Late Sunday, gunmen stormed a police station west of Samarra, 60 miles north of Baghdad, looted the armory, commandeered several police cars, and fled after encountering no resistance, Iraqi officials said. American troops went to the police station early yesterday and arrested two dozen people, police said. American officials had no comment. American and Iraqi troops recaptured Samarra from insurgents in September, but the city remains tense.
Two American soldiers from Task Force Baghdad were killed and three wounded yesterday in a roadside bomb explosion in northwestern Baghdad, the American command said. One American soldier died and two were injured in a vehicle accident 30 miles northwest of the town of Kut in eastern Iraq, the military said.
In addition, two American Marines were killed in a weekend bombing south of the capital, an American official said yesterday. American, British, and Iraqi forces have been sweeping through the area to clear Sunni insurgents from a string of towns and cities between Baghdad and the Shiite shrine cities of Najaf and Karbala.

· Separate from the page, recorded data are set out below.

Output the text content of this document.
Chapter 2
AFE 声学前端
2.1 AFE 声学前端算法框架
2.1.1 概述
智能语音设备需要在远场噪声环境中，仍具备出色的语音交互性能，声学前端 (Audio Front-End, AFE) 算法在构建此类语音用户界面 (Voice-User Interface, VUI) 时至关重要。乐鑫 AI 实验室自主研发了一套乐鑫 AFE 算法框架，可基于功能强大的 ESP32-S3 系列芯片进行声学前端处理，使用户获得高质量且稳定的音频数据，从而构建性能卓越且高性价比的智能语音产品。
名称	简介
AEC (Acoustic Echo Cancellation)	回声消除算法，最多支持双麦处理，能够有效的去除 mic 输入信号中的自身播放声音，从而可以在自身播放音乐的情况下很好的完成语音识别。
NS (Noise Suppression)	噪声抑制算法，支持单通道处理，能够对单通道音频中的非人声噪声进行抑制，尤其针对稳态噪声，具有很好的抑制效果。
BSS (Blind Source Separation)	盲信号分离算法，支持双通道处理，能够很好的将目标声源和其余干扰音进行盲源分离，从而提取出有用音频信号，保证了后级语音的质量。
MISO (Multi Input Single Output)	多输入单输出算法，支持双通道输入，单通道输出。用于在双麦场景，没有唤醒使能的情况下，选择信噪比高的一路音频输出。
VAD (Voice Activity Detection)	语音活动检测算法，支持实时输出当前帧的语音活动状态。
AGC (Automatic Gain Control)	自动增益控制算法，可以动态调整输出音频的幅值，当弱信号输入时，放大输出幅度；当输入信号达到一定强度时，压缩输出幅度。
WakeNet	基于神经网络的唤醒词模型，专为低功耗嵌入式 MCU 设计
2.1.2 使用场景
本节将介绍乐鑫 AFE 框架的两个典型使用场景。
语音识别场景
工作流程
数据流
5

Attacks have increased against American, Iraqi, and other targets on the road leading from the center of Baghdad to the city’s international airport, located on the western outskirts of the capital.
The British embassy announced yesterday that its staff would no longer be permitted to travel on the airport road, which the American State Department has identified as one of the most dangerous routes in Iraq.
“We advise against all but essential travel to Iraq,” the British embassy said in a statement. “We urge all British nationals in Iraq to consider whether their presence in Iraq is essential at this time. Even essential travel to Iraq should be delayed, if possible.”
South of the capital, American, British, and Iraqi forces pressed an offensive aimed at clearing insurgents from an area known as the “triangle of death.” Two Marines were killed there Sunday, American officials said, and British troops escaped serious injury yesterday when a bomb exploded next to a Scimitar light tank from the Queen’s Dragoon Guards.
The offensive, called Operation Plymouth Rock, was launched in part as a follow-up to this month’s assault on Fallujah, the main insurgent bastion 40 miles west of Baghdad.
American commanders want to cut off an escape route for Fallujah fighters and pacify the area so that national elections can be held January 30. Sunni Muslim clerics have called for an election boycott, and leading Sunni politicians urged that the vote be postponed. Leaders from the majority Shiite community have demanded the elections go ahead as scheduled.
In Mosul, however, the top American commander told the British Broadcasting Corp. that elections could not be held in all parts of the city, Iraq’s third largest, under current security conditions. But Brigadier General Carter Ham said there was still time to get the situation under control.
In Geneva, the international Red Cross said Iraq’s Red Crescent had set up a relief center in Fallujah to aid civilians, but doctors and nurses have been unable to treat the wounded because of continued fighting between American-led forces and insurgents.